Герундий покачал головой.

— Нет, сын мой, дудки. Телесное калечество — родник нравственного.

— Тогда я расторгну брак. Такая подруга жизни мне не нужна, ведь сбежав за границу, она изменила не только мне, но и Родине, — горячился Весталкин.

— Я бы с разведенцем в разведку не пошел, — тихо сказал архиерей, и лицо его стало как-то строже.

Семинарист сообразил, что Герундий намекает на свою службу в органах, и потеплел от такого к себе доверия.

— Вас понял.

Прелат погасил папиросу в бронзовой пепельнице в виде трактора «Беларусь».

— Мы с тобой, Спартак, бойцы религиозного фронта. Братья по оружию, так сказать. Хочу, чтобы ты смотрел на меня не только как на наставника, но и как на старшего товарища. А что такое товарищ? Товарищ — это человек, на которого в трудную минуту можно положиться, который всегда окажет тебе поддержку. В нашем нелегком деле важно иметь чувство локтя. Князь тьмы не дремлет, это верно, но и мы не лыком шиты.

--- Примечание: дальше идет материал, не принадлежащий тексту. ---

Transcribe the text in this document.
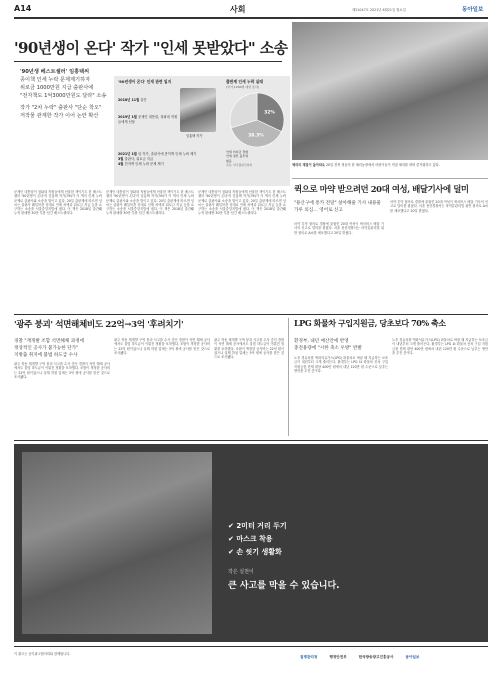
A14	사회	제31047호 2021년 6월21일 월요일	동아일보
'90년생이 온다' 작가 "인세 못받았다" 소송
'90년생 베스트셀러' 임홍택씨
종이책 인세 누락 문제제기하자
위로금 1000만원 지급 출판사에
"전자책도 1억3000만원도 달라" 소송
작가 "2차 누락" 출판사 "단순 착오"
저작물 관계한 작가 이어 논란 확산
'90년생이 온다' 인세 관련 일지
임홍택 작가
2018년 11월 출간
2019년 1월 문재인 대통령, 청와대 직원들에게 선물
2021년 1월 임 작가, 출판사에 종이책 인세 누락 제기
3월 출판사, 위로금 지급
4월 전자책 인세 누락 문제 제기
출판계 인세 누락 실태
(작가 1200명 대상 조사)
32%
38.3%
인세 미지급 경험
인세 정산 불투명
없음
자료: 한국출판인회의
문재인 대통령이 청와대 직원들에게 선물한 책이기도 한 베스트셀러 '90년생이 온다'의 임홍택 작가(39)가 이 책의 인세 누락 문제로 출판사와 소송을 벌이고 있다. 20일 출판계에 따르면 임씨는 출판사 웨일북을 상대로 인세 차액과 위로금 지급 등을 요구하는 소송을 서울중앙지법에 냈다. 이 책은 2018년 출간돼 누적 판매량 30만 부를 넘긴 베스트셀러다.
문재인 대통령이 청와대 직원들에게 선물한 책이기도 한 베스트셀러 '90년생이 온다'의 임홍택 작가(39)가 이 책의 인세 누락 문제로 출판사와 소송을 벌이고 있다. 20일 출판계에 따르면 임씨는 출판사 웨일북을 상대로 인세 차액과 위로금 지급 등을 요구하는 소송을 서울중앙지법에 냈다. 이 책은 2018년 출간돼 누적 판매량 30만 부를 넘긴 베스트셀러다.
문재인 대통령이 청와대 직원들에게 선물한 책이기도 한 베스트셀러 '90년생이 온다'의 임홍택 작가(39)가 이 책의 인세 누락 문제로 출판사와 소송을 벌이고 있다. 20일 출판계에 따르면 임씨는 출판사 웨일북을 상대로 인세 차액과 위로금 지급 등을 요구하는 소송을 서울중앙지법에 냈다. 이 책은 2018년 출간돼 누적 판매량 30만 부를 넘긴 베스트셀러다.
체리의 계절이 돌아와요 20일 전북 정읍의 한 체리농장에서 어린이들이 직접 체리를 따며 즐거워하고 있다.
퀵으로 마약 받으려던 20대 여성, 배달기사에 덜미
"용산구에 통카 전달" 살아해줄 기사 내용물 가루 의심… 영어로 신고
마약 투약 혐의로 경찰에 붙잡힌 20대 여성이 퀵서비스 배달 기사의 신고로 덜미를 잡혔다. 서울 용산경찰서는 마약류관리법 위반 혐의로 A씨를 체포했다고 20일 밝혔다.
마약 투약 혐의로 경찰에 붙잡힌 20대 여성이 퀵서비스 배달 기사의 신고로 덜미를 잡혔다. 서울 용산경찰서는 마약류관리법 위반 혐의로 A씨를 체포했다고 20일 밝혔다.
'광주 붕괴' 석면해체비도 22억→3억 '후려치기'
경찰 "재개발 조합 석면해체 과정에
정상적인 공사가 불가능한 단가"
지방출 취지에 불법 하도급 수사
광주 학동 재개발 구역 붕괴 사고를 수사 중인 경찰이 석면 해체 공사에서도 불법 하도급이 이뤄진 정황을 포착했다. 조합이 책정한 공사비는 22억 원이었으나 실제 하청 업체는 3억 원에 공사를 맡은 것으로 조사됐다.
광주 학동 재개발 구역 붕괴 사고를 수사 중인 경찰이 석면 해체 공사에서도 불법 하도급이 이뤄진 정황을 포착했다. 조합이 책정한 공사비는 22억 원이었으나 실제 하청 업체는 3억 원에 공사를 맡은 것으로 조사됐다.
광주 학동 재개발 구역 붕괴 사고를 수사 중인 경찰이 석면 해체 공사에서도 불법 하도급이 이뤄진 정황을 포착했다. 조합이 책정한 공사비는 22억 원이었으나 실제 하청 업체는 3억 원에 공사를 맡은 것으로 조사됐다.
LPG 화물차 구입지원금, 당초보다 70% 축소
환경부, 내년 예산안에 반영
충전용량에 "시한 축소 우방" 반발
노후 경유차를 액화석유가스(LPG) 화물차로 바꿀 때 지급하는 보조금이 내년부터 크게 줄어든다. 환경부는 LPG 1t 화물차 신차 구입 지원금을 현재 대당 400만 원에서 내년 120만 원 수준으로 낮추는 방안을 추진 중이다.
노후 경유차를 액화석유가스(LPG) 화물차로 바꿀 때 지급하는 보조금이 내년부터 크게 줄어든다. 환경부는 LPG 1t 화물차 신차 구입 지원금을 현재 대당 400만 원에서 내년 120만 원 수준으로 낮추는 방안을 추진 중이다.
✔ 2미터 거리 두기
✔ 마스크 착용
✔ 손 씻기 생활화
작은 실천이
큰 사고를 막을 수 있습니다.
이 광고는 공익광고협의회와 함께합니다.
질병관리청	행정안전부	한국방송광고진흥공사	동아일보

Герундий встал, подошел к одному из стеллажей и извлек оттуда массивный фолиант.

— Возьми эту книгу, сын мой, и внимательно ее прочитай. В ней ты найдешь ответ на мучающие тебя вопросы.

Весталкин, как был на коленях, воззрился на том, протянутый ему архиереем. То было сочинение «Разговор между Испытующим и Уверенным в благословенном отсутствии порочного начала эротического в великорусской культуре» Вениамина Александровича Варикозова, о гении которого семинарист уже много слышал на лекциях по изящной словесности.

Вернувшись к себе в комнату, Весталкин включил лампочку Ильича и засел за трактат. Мудреный слог автора, многоэтажные примечания требовали от читателя полной интеллектуальной отдачи. Тем не менее семинарист осилил все 600 страниц «Разговора» за одну ночь. Особенно сильное впечатление на него произвело следующее замечание автора: «Противно утверждениям идеолога плоти Г. Гачева суть супружеского соития состоит в зачатии детей, а не в половом радении, нестерпимая сладость которого есть провокация иностранного бесенка Эроса, чье имя не случайно созвучно слову „ересь“».

Прочитав эти слова, Весталкин сообразил, что за три года совместной жизни жена ни разу не родила ему ребенка. «Вот где собака зарыта», — сказал он самому себе.

Прошел час, другой… Семинарист сладко спал, заложив страницу с рассуждением про Гачева бородой вместо закладки. Впервые за долгие месяцы его не посетили порнографические видения.

Утром Весталкин отправился в семинарскую мастерскую, где паяльником выжег цитату про соитие на дубовой доске, которую повесил рядом с портретом Победоносцева. Как часто бывает с физиками и химиками, в душе он был лириком. Со временем Весталкин прочитал и другие произведения Вени Варикозова, как публицистические, так и художественные. Теперь они стояли у него на полке рядом с трактатами Платона Афинского, Плутона Африканского и Питона Аравийского.

Весталкин даже набрался смелости и вступил с Варикозовым в переписку. Между популярным писателем и скромным семинаристом начала крепнуть горячая мужская дружба — сперва на расстоянии, а потом и при личном контакте. Последний возымел место после того, как Варикозов приехал в Пельшеград в гости к Герундию, с которым давно уже вел толковищу о грядущем и радужном русском апокалипсисе.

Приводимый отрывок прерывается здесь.